Background: We evaluated the clinical significance of revised 2008 WHO classification needed to diagnose mixed phenotype acute leukemia (MPAL).
Methods: A total of 22 MPAL patients, previously diagnosed by applying the scoring system of the European Group for Immunological Classification of Acute Leukemias (EGIL) were reclassified based on the 2008 WHO classification.

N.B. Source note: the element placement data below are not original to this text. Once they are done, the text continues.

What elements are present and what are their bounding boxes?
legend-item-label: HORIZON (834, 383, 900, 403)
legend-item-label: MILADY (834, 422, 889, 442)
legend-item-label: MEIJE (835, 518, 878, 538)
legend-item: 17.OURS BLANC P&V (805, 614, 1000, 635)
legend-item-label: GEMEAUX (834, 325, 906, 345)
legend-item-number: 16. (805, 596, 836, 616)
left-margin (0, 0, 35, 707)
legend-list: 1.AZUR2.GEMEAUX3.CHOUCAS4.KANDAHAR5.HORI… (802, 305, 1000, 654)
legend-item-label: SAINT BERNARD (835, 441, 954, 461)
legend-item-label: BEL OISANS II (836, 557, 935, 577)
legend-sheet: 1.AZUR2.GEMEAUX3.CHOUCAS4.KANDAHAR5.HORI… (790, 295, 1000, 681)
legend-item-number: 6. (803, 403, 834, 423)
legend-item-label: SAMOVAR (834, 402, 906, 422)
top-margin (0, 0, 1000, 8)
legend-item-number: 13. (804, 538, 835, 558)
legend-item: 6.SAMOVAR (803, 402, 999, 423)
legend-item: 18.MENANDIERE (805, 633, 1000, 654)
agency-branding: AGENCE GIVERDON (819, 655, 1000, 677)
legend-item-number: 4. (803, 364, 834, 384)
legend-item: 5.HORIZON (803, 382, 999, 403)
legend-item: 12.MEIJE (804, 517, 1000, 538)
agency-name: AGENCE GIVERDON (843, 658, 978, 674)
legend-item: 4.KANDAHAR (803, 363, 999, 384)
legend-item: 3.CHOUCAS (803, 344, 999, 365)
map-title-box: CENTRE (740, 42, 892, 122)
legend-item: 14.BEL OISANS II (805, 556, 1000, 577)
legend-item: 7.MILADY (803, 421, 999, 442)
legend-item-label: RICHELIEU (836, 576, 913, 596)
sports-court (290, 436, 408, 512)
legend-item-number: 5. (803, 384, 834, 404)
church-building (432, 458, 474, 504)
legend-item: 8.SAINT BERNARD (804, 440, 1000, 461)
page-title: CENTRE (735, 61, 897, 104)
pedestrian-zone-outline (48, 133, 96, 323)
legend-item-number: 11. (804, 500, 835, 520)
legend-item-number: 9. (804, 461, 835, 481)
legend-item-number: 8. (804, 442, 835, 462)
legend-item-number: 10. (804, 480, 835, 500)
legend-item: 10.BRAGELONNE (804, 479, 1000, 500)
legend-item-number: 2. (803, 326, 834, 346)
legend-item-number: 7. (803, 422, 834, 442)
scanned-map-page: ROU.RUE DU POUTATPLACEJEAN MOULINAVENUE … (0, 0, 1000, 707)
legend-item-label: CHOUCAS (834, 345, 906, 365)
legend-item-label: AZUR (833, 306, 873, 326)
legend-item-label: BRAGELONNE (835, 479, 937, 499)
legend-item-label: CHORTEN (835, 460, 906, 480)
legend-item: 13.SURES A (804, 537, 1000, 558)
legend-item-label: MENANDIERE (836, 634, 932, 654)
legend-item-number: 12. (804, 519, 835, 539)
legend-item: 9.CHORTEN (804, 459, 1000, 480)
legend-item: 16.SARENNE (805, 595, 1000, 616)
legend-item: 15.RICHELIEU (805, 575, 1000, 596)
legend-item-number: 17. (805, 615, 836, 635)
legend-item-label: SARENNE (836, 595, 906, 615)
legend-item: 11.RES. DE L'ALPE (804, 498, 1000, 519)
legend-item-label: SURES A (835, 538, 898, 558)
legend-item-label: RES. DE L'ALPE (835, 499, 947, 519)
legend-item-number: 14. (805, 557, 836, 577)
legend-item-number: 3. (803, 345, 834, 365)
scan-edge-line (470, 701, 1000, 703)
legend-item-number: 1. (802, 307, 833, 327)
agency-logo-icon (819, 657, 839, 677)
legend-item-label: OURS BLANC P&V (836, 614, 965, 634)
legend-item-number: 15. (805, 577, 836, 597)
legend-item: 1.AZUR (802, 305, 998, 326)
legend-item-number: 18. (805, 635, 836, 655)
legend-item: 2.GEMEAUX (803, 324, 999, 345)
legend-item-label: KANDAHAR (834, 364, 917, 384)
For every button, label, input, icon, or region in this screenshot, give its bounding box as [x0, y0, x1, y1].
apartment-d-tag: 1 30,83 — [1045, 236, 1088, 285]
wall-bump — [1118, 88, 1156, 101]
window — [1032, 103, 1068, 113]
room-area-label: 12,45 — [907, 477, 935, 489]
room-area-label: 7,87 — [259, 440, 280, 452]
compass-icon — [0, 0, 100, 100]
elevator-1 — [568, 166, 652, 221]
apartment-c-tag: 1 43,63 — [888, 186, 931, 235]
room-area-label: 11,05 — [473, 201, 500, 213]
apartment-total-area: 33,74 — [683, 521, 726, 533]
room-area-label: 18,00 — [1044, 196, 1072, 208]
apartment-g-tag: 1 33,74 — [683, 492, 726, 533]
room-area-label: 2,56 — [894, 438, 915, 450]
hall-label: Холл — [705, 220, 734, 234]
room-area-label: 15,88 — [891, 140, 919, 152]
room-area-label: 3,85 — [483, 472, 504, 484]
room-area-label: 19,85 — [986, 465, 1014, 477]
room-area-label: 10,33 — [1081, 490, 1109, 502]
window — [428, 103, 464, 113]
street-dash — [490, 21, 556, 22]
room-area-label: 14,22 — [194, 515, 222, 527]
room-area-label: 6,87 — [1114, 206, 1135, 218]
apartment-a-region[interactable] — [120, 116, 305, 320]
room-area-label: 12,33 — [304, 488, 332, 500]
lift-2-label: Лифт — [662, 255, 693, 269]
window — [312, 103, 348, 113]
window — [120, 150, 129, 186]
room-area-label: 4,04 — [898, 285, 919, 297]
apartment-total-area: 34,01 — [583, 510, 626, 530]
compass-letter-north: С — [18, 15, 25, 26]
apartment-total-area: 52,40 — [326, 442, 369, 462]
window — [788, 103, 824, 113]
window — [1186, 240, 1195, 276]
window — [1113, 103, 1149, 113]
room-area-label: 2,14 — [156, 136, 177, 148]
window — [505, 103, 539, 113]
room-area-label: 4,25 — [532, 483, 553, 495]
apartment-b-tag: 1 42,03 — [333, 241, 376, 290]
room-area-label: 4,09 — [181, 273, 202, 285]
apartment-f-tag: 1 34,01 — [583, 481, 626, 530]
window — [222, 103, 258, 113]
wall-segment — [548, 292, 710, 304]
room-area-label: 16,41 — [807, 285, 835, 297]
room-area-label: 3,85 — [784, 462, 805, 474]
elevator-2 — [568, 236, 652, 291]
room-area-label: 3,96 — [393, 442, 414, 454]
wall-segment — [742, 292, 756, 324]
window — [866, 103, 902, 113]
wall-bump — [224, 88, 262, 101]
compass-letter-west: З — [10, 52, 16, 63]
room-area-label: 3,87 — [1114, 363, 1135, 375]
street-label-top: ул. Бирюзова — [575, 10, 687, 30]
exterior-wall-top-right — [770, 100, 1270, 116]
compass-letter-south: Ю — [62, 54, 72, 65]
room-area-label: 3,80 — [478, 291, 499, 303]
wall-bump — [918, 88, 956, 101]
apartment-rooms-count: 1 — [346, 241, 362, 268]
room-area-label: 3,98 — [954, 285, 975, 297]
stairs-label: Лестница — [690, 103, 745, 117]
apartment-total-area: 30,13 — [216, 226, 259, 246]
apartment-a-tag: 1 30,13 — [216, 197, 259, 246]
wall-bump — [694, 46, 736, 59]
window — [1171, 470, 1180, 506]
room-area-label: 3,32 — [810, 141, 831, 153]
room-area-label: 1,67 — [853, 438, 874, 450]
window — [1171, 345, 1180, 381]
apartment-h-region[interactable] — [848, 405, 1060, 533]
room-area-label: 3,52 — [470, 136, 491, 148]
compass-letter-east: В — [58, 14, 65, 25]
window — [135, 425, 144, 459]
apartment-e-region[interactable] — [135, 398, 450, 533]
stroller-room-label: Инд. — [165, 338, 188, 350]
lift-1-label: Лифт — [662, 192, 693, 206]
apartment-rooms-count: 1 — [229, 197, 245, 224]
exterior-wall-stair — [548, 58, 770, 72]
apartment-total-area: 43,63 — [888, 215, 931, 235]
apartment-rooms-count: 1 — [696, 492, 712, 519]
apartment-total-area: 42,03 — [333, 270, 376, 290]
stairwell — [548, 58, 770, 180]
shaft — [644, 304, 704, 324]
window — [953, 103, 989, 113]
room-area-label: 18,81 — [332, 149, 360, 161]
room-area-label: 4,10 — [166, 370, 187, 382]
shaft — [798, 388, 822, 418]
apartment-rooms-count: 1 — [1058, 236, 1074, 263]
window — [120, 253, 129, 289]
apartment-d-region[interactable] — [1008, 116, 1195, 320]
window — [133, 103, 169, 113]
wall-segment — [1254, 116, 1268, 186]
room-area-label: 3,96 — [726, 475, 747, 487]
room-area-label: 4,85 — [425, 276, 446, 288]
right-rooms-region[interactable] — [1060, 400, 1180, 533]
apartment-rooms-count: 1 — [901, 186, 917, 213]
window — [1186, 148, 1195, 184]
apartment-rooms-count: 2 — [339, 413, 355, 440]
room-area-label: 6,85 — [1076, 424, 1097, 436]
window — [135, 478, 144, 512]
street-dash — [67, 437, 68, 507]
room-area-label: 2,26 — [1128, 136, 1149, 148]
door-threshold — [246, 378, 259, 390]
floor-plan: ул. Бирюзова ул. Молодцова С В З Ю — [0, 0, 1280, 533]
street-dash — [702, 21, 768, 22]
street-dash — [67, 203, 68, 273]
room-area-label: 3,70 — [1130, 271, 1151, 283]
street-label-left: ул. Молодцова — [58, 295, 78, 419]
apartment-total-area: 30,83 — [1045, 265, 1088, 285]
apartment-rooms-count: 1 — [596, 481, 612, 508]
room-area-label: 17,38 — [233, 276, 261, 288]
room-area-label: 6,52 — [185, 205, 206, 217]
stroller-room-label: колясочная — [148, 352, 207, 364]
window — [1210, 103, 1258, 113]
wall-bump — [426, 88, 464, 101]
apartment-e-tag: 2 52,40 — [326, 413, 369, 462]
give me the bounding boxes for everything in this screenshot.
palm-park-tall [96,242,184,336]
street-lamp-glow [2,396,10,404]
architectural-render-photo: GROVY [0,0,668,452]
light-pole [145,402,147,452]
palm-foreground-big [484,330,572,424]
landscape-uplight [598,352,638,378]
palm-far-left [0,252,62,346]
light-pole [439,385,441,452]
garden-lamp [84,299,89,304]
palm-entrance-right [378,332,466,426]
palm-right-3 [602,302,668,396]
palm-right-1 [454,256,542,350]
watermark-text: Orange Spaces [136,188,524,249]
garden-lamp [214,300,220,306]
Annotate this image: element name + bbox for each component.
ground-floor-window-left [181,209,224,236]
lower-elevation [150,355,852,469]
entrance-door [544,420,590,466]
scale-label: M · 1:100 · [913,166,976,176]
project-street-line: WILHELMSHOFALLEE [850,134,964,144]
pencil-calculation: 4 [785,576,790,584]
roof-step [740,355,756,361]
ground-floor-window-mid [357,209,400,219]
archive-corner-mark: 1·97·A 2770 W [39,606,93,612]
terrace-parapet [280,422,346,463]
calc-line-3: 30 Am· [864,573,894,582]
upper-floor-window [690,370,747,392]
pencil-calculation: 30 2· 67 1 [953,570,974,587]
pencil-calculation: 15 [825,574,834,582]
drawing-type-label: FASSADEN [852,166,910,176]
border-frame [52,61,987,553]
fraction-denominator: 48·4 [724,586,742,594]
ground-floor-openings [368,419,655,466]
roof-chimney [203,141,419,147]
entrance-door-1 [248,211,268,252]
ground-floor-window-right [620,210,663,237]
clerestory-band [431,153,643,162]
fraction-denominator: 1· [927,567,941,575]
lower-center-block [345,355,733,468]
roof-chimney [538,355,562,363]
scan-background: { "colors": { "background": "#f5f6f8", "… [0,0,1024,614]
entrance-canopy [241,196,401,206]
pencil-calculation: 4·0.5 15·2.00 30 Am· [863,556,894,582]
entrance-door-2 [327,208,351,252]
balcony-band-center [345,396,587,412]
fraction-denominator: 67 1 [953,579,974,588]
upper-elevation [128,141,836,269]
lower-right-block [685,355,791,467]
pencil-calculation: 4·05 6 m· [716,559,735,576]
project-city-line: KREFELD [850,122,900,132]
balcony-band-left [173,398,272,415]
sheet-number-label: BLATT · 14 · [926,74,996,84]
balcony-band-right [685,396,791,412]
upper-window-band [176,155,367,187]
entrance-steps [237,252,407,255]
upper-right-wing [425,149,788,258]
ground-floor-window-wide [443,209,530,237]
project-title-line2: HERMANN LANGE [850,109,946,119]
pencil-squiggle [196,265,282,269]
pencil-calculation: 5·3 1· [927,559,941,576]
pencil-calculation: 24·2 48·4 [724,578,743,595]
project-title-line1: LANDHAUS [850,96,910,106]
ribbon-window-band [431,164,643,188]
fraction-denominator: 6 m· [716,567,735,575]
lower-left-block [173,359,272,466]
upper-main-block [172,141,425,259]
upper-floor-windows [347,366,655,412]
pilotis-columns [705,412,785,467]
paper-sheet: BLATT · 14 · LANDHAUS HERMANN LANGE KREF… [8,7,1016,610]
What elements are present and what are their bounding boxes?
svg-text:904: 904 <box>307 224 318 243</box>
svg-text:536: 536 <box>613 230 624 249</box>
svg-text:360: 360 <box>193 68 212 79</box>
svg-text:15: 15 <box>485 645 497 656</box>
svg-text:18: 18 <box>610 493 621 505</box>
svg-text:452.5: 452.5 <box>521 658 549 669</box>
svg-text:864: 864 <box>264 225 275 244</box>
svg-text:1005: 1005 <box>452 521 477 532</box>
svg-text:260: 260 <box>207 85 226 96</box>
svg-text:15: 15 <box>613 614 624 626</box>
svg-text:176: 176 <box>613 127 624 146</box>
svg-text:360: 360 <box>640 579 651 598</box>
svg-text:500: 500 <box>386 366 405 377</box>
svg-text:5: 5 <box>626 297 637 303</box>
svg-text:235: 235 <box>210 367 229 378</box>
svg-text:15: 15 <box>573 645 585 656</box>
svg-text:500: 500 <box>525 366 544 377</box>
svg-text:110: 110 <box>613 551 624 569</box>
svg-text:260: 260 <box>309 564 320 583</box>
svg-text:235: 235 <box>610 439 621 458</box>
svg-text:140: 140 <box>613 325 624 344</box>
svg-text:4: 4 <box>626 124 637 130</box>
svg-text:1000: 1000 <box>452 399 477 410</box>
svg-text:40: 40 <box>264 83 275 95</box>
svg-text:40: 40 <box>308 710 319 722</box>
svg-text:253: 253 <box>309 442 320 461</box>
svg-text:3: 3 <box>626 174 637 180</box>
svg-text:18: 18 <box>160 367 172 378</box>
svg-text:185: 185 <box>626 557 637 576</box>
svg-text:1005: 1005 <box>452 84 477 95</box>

Results: In 2008 WHO classification, the number of monoclonal antibodies (mAbs) required for assigning more than one lineage was markedly decreased, from 26 to 11, compared with that of EGIL. Seventeen of the 22 MPAL patients were reclassified as MPAL with following details: 6 MPAL with t(9;22)(q34;q11.2); BCR-ABL1, 1 MPAL with t(v;11q23); MLL rearranged, 7 MPAL, B/Myeloid, not otherwise specified (NOS) and 3 MPAL, T/Myeloid, NOS. Five patients were excluded from MPAL in the revised classification: 4 cytoplasmic myeloperoxidase (cMPO)-negative and 1 CD19-negative. The failure of complete remission achievement and occurrence of relapse were associated with poor prognosis (P=0.0002 and P=0.009, respectively). But the presence of Philadelphia chromosome was not significantly related with patient outcome (P=0.082). One patient with cCD79a, CD20, CD38, cMPO and CD15, whose diagnosis was reclassified from MPAL to AML has survived during the study period.
Conclusions: Because of decreased number of mAbs needed, it is possible that acute leukemia panel is designed to include all mAbs required to diagnose MPAL according to 2008 WHO classification. When diagnosing MPAL, it is critical to figure out positivity in either cMPO or CD19, and AML expressing more than 2 lymphoid antigens are considered as MPAL.